I'm not sure if this question is entirely on-topic here, please notify if not. I feel it is more a math related problem, than a programming problem.
McEliece, Robert J.; Shearer, James B., A property of Euclid’s algorithm and an application to Padé approximation, SIAM J. Appl. Math. 34, 611-615 (1978). ZBL0384.10006.
yield the same results, when I implement them.
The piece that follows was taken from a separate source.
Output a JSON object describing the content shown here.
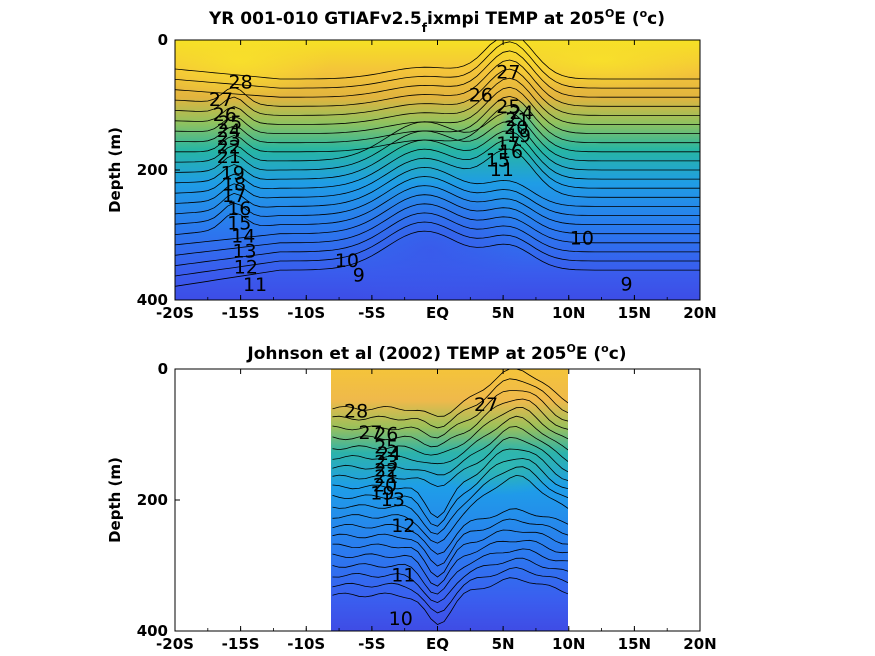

However, my results do not match the example given in McEliece and I have a hard time figuring out what I'm doing wrong.
My Code: using Matlab's
syms a b x r t q s a = x^7; b = -x^6 + x^5 - x^3 + x^2 + x + 1; s(-1+2) = 1; t(-1+2) = 0; r(-1+2) = a; s(0+2) = 0; t(0+2) = 1; r(0+2) = b; for k = 1:4 [q(k+2), r(k+2)] = quorem(r(k-2+2),r(k-1+2),x); s(k+2) = s(k-2+2) - q(k+2)*s(k-1+2); t(k+2) = t(k-2+2) - q(k+2)*t(k-1+2); end disp( [ (1:5).'-2 r(:), q(:) ] )
+2 just shifts the index to a valid range)
yields to for $r_i$ and $q_i$:
[ -1, x^7, q] [ 0, - x^6 + x^5 - x^3 + x^2 + x + 1, 0] [ 1, x^5 - x^4 + 2*x^2 + 2*x + 1, - x - 1] [ 2, x^3 + 3*x^2 + 2*x + 1, -x] [ 3, - 21*x^2 - 14*x - 9, x^2 - 4*x + 10] [ 4, x/63, - x/21 - 1/9] [ 5, 0, 0]
Which is similar, but starting with line 3, not the same. I checked the code a dozen times, what am I doing wrong?